Réponse au paragraphe 13 c) de la liste de points

67.Le Mali a endossé la Déclaration sur la sécurité dans les écoles ; la mise en place d’un comité technique de suivi de la mise en œuvre de la déclaration ; la Direction Nationale de l’Enseignement Fondamental travaille au quotidien au respect des principes édictés pour faire des écoles des endroits d’apprentissage sûrs. Pour gérer les questions de sécurité, un mécanisme de préparation et de gestion des risques et catastrophes est élaboré avec l’appui de certains partenaires réunis au sein du Cluster Éducation. Les communautés sont associées aux démarches effectuées dans ce sens.

68.Dans le cadre de la protection des hôpitaux et des écoles, le Gouvernement du Mali s’attache à la préservation des services sociaux de base en cas de conflits. Un comité interministériel travaille à l’élaboration d’un projet de loi relative à la sécurité dans les écoles.

Réponse au paragraphe 13 d) de la liste de points

69.Les enfants victimes des groupes armés bénéficient des mesures d’accompagnement (activités génératrices de revenus ou réintégration scolaire) après leur réunification ; les one stop center sont mis en place pour la prise en charge des enfants victimes de violences sexuelles, sexistes et ceux nés d’un viol.

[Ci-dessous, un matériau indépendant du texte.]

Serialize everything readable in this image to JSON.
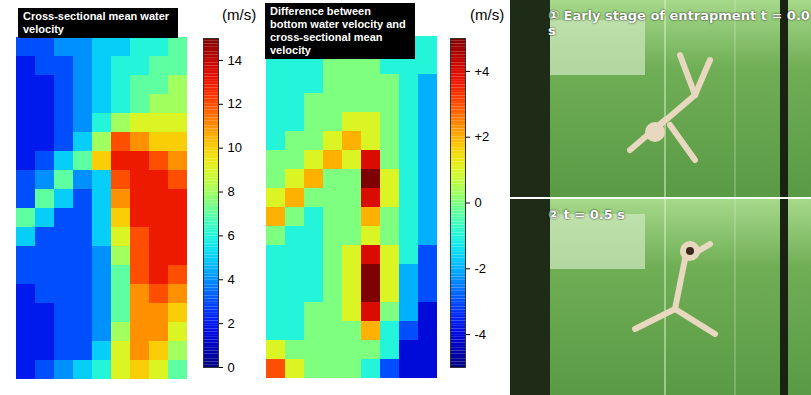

Réponse au paragraphe 13 e) de la liste de points

70.L’ouverture des enquêtes est systématique sur les cas de violation des droits humains dans les conflits armés.

Réponse au paragraphe 13 f) de la liste de points

71.L’association des enfants aux forces ou groupes armés de même que les autres actes entrant dans les six violations graves des droits de l’enfant en période de conflit sont constitutifs de crime de guerre et sont sévèrement punis par le Code pénal malien.

72.Le Code a été révisé en avant-projet de loi portant protection de l’enfant pour la prise en compte de nouvelles infractions comme le recrutement et l’utilisation des enfants et d’autres violations graves commises à l’endroit des enfants.

Réponse au paragraphe 13 g) de la liste de points

73.L’exploitation et les abus sexuels contre les enfants font partie des crimes réprimés en République du Mali.

74.S’agissant de la prévention, les personnels maliens (policiers et militaires) affectés dans les opérations de maintien de la paix sont formés en droit international humanitaire et en droits de l’homme avant leur déploiement.

75.D’autre part, les accords de siège entre les Nations Unies et l’État concerné prévoient généralement des mesures pour prévenir et combattre l’exploitation et les abus sexuels.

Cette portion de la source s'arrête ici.